Three practical insights stood out:

  1. One Definition of Digital Service → agreed across ministries.
  2. Quick-Win Prioritisation → focus on top 3 citizen pain points (ID renewal, business registration, healthcare booking).
  3. Shared Resource Map → pool budgets to eliminate duplication.
These changes alone allowed the agency to unlock £75,000 in immediate savings and deliver 2–3 visible improvements in the next quarter — meeting donor expectations and building citizen trust.
5. From Sprint to Action (4 Pillars Applied)

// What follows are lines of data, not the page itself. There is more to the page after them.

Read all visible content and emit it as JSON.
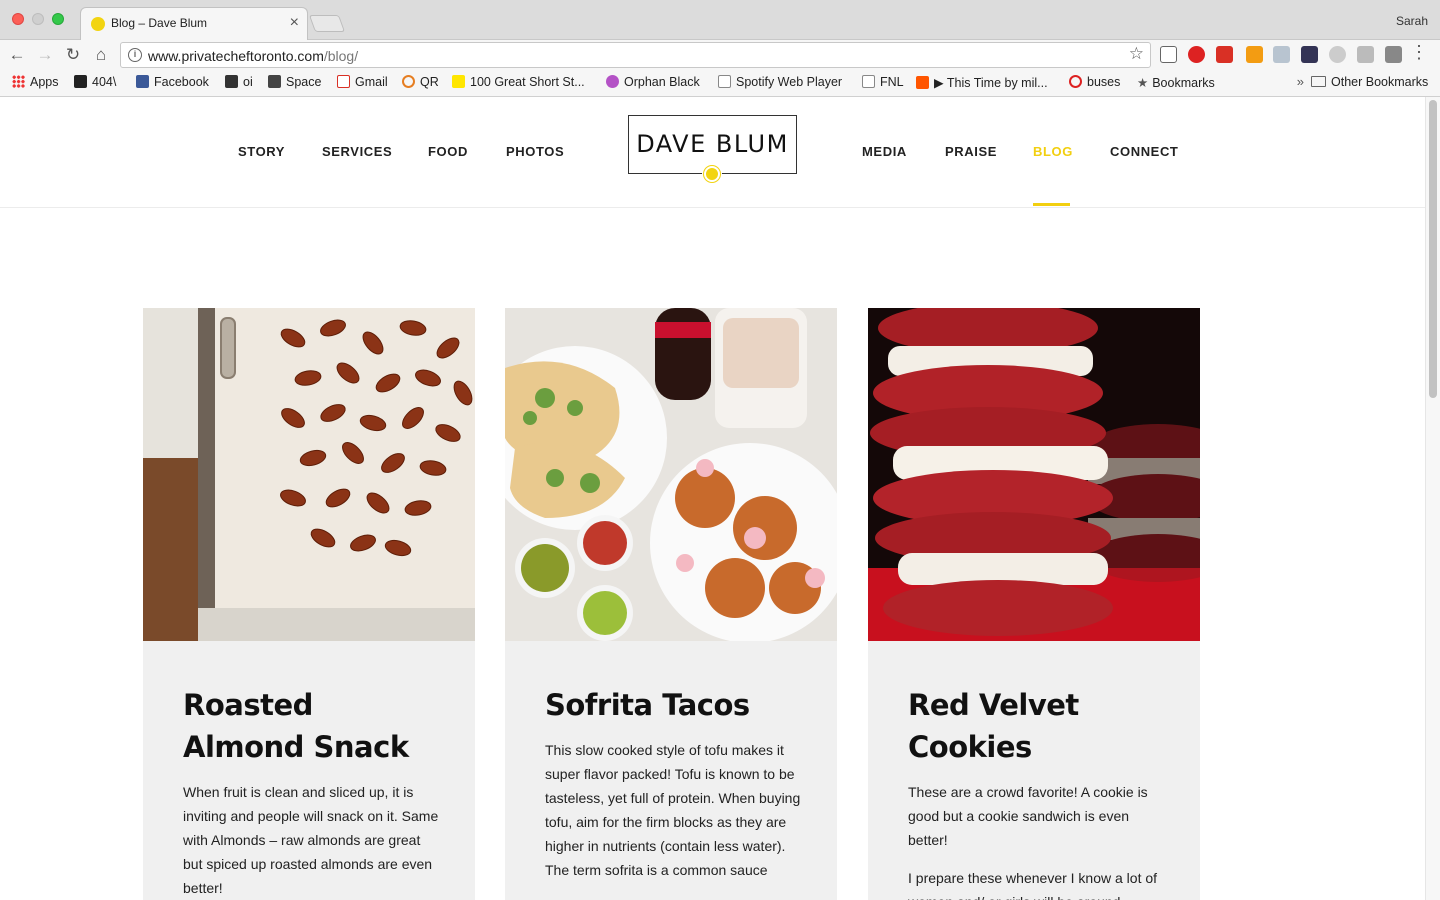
{
  "browser": {
    "tab_title": "Blog – Dave Blum",
    "profile_name": "Sarah",
    "url_host": "www.privatecheftoronto.com",
    "url_path": "/blog/",
    "bookmarks": [
      {
        "label": "Apps"
      },
      {
        "label": "404\\"
      },
      {
        "label": "Facebook"
      },
      {
        "label": "oi"
      },
      {
        "label": "Space"
      },
      {
        "label": "Gmail"
      },
      {
        "label": "QR"
      },
      {
        "label": "100 Great Short St..."
      },
      {
        "label": "Orphan Black"
      },
      {
        "label": "Spotify Web Player"
      },
      {
        "label": "FNL"
      },
      {
        "label": "▶ This Time by mil..."
      },
      {
        "label": "buses"
      },
      {
        "label": "Bookmarks"
      }
    ],
    "overflow": "»",
    "other_bookmarks": "Other Bookmarks"
  },
  "site": {
    "nav_left": [
      "STORY",
      "SERVICES",
      "FOOD",
      "PHOTOS"
    ],
    "logo_text": "DAVE  BLUM",
    "nav_right": [
      "MEDIA",
      "PRAISE",
      "BLOG",
      "CONNECT"
    ],
    "active_nav": "BLOG",
    "accent_color": "#f2cf10"
  },
  "posts": [
    {
      "title": "Roasted Almond Snack",
      "paragraphs": [
        "When fruit is clean and sliced up, it is inviting and people will snack on it. Same with Almonds – raw almonds are great but spiced up roasted almonds are even better!"
      ]
    },
    {
      "title": "Sofrita Tacos",
      "paragraphs": [
        "This slow cooked style of tofu makes it super flavor packed! Tofu is known to be tasteless, yet full of protein. When buying tofu, aim for the firm blocks as they are higher in nutrients (contain less water).",
        "The term sofrita is a common sauce"
      ]
    },
    {
      "title": "Red Velvet Cookies",
      "paragraphs": [
        "These are a crowd favorite! A cookie is good but a cookie sandwich is even better!",
        "I prepare these whenever I know a lot of women and/ or girls will be around"
      ]
    }
  ]
}
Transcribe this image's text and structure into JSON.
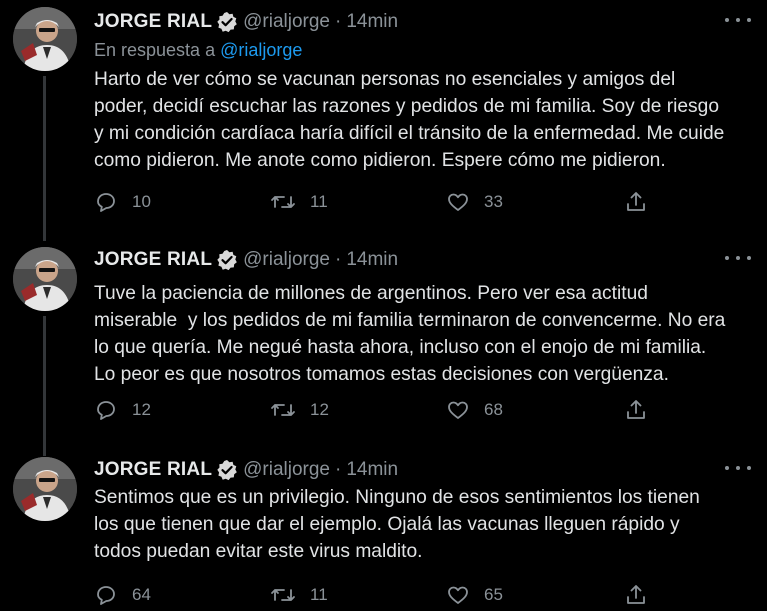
{
  "colors": {
    "background": "#000000",
    "text": "#e1e3e5",
    "muted": "#8b9298",
    "accent": "#1d9bf0",
    "thread_line": "#333639"
  },
  "icons": {
    "verified": "verified-badge-icon",
    "more": "more-horizontal-icon",
    "reply": "reply-bubble-icon",
    "retweet": "retweet-arrows-icon",
    "like": "heart-outline-icon",
    "share": "share-upload-icon"
  },
  "tweets": [
    {
      "name": "JORGE RIAL",
      "handle": "@rialjorge",
      "separator": "·",
      "time": "14min",
      "reply_prefix": "En respuesta a",
      "reply_to": "@rialjorge",
      "lines": [
        "Harto de ver cómo se vacunan personas no esenciales y amigos del",
        "poder, decidí escuchar las razones y pedidos de mi familia. Soy de riesgo",
        "y mi condición cardíaca haría difícil el tránsito de la enfermedad. Me cuide",
        "como pidieron. Me anote como pidieron. Espere cómo me pidieron."
      ],
      "replies": "10",
      "retweets": "11",
      "likes": "33"
    },
    {
      "name": "JORGE RIAL",
      "handle": "@rialjorge",
      "separator": "·",
      "time": "14min",
      "lines": [
        "Tuve la paciencia de millones de argentinos. Pero ver esa actitud",
        "miserable  y los pedidos de mi familia terminaron de convencerme. No era",
        "lo que quería. Me negué hasta ahora, incluso con el enojo de mi familia.",
        "Lo peor es que nosotros tomamos estas decisiones con vergüenza."
      ],
      "replies": "12",
      "retweets": "12",
      "likes": "68"
    },
    {
      "name": "JORGE RIAL",
      "handle": "@rialjorge",
      "separator": "·",
      "time": "14min",
      "lines": [
        "Sentimos que es un privilegio. Ninguno de esos sentimientos los tienen",
        "los que tienen que dar el ejemplo. Ojalá las vacunas lleguen rápido y",
        "todos puedan evitar este virus maldito."
      ],
      "replies": "64",
      "retweets": "11",
      "likes": "65"
    }
  ]
}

Based on the Sprint clarity, Reinvantage proposed a modest, targeted package of support:

  • Readiness → Facilitated inter-ministerial workshops to embed the “one digital service” definition.
  • Foresight → Analysed citizen feedback trends to shape the quick-win roadmap.
  • Growth → Supported the reallocation of funds to joint projects, reducing overlap.
  • Positioning → Crafted a communication plan highlighting early digital wins to donors and citizens.
6. The Results
  • 2 pilot services integrated into the central portal (ID renewal + healthcare booking).
  • Budget savings of £75,000 from eliminating overlapping projects.
  • Citizen satisfaction up modestly → call centre complaints on digital services dropped by 12%.
  • Donor confidence improved → short-term impact report received positive feedback.
The client thought it needed more funding and bigger projects.
The Sprint revealed it first needed clarity and alignment.

By applying the four pillars to a targeted scope, Reinvantage helped deliver visible results within a single quarter — proving progress to citizens and donors and laying the groundwork for deeper transformation.